The joy of a given job often comes down not to the salary but the intangibles: coworkers, setting, commute, and the like. This is doubly so in our teenage years, when we have little hope of earning much more than minimum wage and little interest in the trappings of a real career. We want free food, opportunities for flirting, an aura of cool. Alice Eggeling Club provided me with all of these things.

Buenos Aires is a beautiful, exciting city. Castelar, the suburb where I lived, was not. Technically speaking, it wasn’t even a suburb of Buenos Aires, so much as a suburb of a larger suburb with the unfortunate name of Morón (really). I lived with a host family that kept me on a relatively short leash, principally so they could have me do a lot of chores and childcare, so I didn’t even get to be out and about in Castelar that often.

But somehow, the biweekly trips to Alice Eggeling Club were allowed, and to me, they were a heavenly escape. The commuter trains were ancient and rickety, with doors that frequently didn’t close, allowing teenagers like me to lean out perilously and watch the suburbs turn into city, feeling the breeze and looking (I imagined) cool. Every few minutes, a traveling salesman would come through, hawking newspapers or toy cars or ice cream with a loud, sing-song chant that I loved above all other things: “¡Helado helado helaaaaadooooooo! ¡Chocolate, vainilla, frutilla, helado!”

Once, the terminus of western lines, was a sprawling cavern of a building, filled with the screeching of train brakes, the shuffle of feet, and the chatter of small-time merchants and hustlers. To move with purpose through that space, confidently aware of pickpockets, able to order a coffee or pastry just as any other Argentine working man might, was the greatest pleasure a fifteen-year-old foreigner could know. If the train happened to run on time, I would allow myself the pleasure of browsing for things I didn’t really intend to buy, just to haggle the price down in the customary fashion and then walk off with a wave of my hand, saying, “Maybe next time.”

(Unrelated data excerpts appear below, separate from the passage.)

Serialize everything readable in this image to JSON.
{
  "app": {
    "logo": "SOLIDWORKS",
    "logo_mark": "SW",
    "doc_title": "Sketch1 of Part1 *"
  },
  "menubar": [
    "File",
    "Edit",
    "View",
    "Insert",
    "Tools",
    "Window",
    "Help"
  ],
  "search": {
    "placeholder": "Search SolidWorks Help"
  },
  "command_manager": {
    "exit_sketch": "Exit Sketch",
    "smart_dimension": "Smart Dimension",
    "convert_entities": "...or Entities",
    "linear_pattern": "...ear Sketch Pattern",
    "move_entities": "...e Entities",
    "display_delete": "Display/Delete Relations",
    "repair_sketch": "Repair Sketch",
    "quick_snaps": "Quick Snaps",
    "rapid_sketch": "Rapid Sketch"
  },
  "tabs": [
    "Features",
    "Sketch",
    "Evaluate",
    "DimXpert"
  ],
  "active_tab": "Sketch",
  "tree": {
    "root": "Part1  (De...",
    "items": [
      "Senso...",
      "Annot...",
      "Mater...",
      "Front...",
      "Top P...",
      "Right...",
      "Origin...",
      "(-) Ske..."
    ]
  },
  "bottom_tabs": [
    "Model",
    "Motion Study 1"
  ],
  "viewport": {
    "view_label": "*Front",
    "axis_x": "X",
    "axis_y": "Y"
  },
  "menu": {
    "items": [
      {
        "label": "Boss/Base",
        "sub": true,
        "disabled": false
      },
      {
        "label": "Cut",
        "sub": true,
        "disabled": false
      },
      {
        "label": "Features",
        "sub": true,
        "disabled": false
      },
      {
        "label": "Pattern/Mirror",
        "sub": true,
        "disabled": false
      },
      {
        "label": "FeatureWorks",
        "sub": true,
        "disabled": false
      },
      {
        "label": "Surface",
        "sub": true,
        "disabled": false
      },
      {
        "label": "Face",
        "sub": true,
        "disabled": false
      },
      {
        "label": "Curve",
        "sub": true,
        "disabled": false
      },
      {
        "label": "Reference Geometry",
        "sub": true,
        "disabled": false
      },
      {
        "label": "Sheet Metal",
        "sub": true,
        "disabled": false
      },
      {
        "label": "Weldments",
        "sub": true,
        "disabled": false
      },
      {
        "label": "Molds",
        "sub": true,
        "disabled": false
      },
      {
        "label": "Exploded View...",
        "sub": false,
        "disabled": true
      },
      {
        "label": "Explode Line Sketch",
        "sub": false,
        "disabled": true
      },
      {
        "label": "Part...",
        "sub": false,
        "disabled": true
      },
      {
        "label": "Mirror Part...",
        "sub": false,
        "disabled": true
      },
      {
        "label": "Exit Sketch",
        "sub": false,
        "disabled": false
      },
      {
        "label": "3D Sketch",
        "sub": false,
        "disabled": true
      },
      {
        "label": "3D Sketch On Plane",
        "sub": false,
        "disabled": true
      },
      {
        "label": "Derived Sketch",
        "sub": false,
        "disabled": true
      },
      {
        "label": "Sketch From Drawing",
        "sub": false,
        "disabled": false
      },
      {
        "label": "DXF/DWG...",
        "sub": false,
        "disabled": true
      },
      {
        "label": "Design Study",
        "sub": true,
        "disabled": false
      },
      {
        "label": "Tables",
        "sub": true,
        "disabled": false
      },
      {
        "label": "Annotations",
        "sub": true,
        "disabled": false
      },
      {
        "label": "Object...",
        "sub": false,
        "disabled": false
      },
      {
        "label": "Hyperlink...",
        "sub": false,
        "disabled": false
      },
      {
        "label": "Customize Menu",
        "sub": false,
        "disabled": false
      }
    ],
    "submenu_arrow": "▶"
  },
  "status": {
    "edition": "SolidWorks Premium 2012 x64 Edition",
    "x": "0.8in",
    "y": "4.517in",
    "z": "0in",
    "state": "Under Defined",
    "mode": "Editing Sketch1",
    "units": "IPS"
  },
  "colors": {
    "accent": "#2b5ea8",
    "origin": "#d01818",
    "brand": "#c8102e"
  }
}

At Alice’s apartment, my first task was always to get money from her and go to the store at the corner for yogurt and crackers. The owners, a middle-aged couple, knew I was foreign but never asked me where I was from. They seemed to like me and always gave me pieces of sausage and cheese and sweets. Sometimes I would come in quietly and catch them bickering, as they often did, and when the husband noticed I was there, he would interrupt the quarrel of the moment to say, smiling, “And the foreign kid watches the whole thing.” Then the wife would laugh and take Alice’s money. I liked that routine.

Back at the Club, I would wipe down the tables, put water on for tea, and set out the crackers and yogurt. Around this time, the three teachers would arrive. They were Argentines in their twenties, recently out of college, and this was a second job for all of them. Two of them had never been out of the country, having learned English entirely in school. They had fascinating nowhere accents: slightly British, slightly robotic. The third had gone to University of Michigan for two years and talked like an American. They all seemed to hate speaking English and would do it only when Alice was around, because she insisted. They busied themselves with preparing handouts and activities, which sometimes included listening to popular songs selected by Alice for their didactic value. During my tenure, this meant that the teachers and I were always cuing up Billy Joel’s “We Didn’t Start The Fire” on the tape deck. It was a singularly bad choice, being both difficult to understand and almost devoid of complete sentences, but Alice thought it was perfect.

I loved being party to the teachers’ grumbling, which started up whenever Alice left the room. At fifteen, there was no greater accomplishment than being treated like an equal by twenty-somethings, and as someone who wanted desperately to belong culturally and linguistically, I thrilled at sharing their foul-mouthed Spanish complaints about the job — being firmly in the camp of the Argentine employees rather than the tyrannical, quasi-British boss. (The Falklands War was still a relatively recent memory at this point; stores were still doing a brisk business in “Malvinas Argentinas” t-shirts.)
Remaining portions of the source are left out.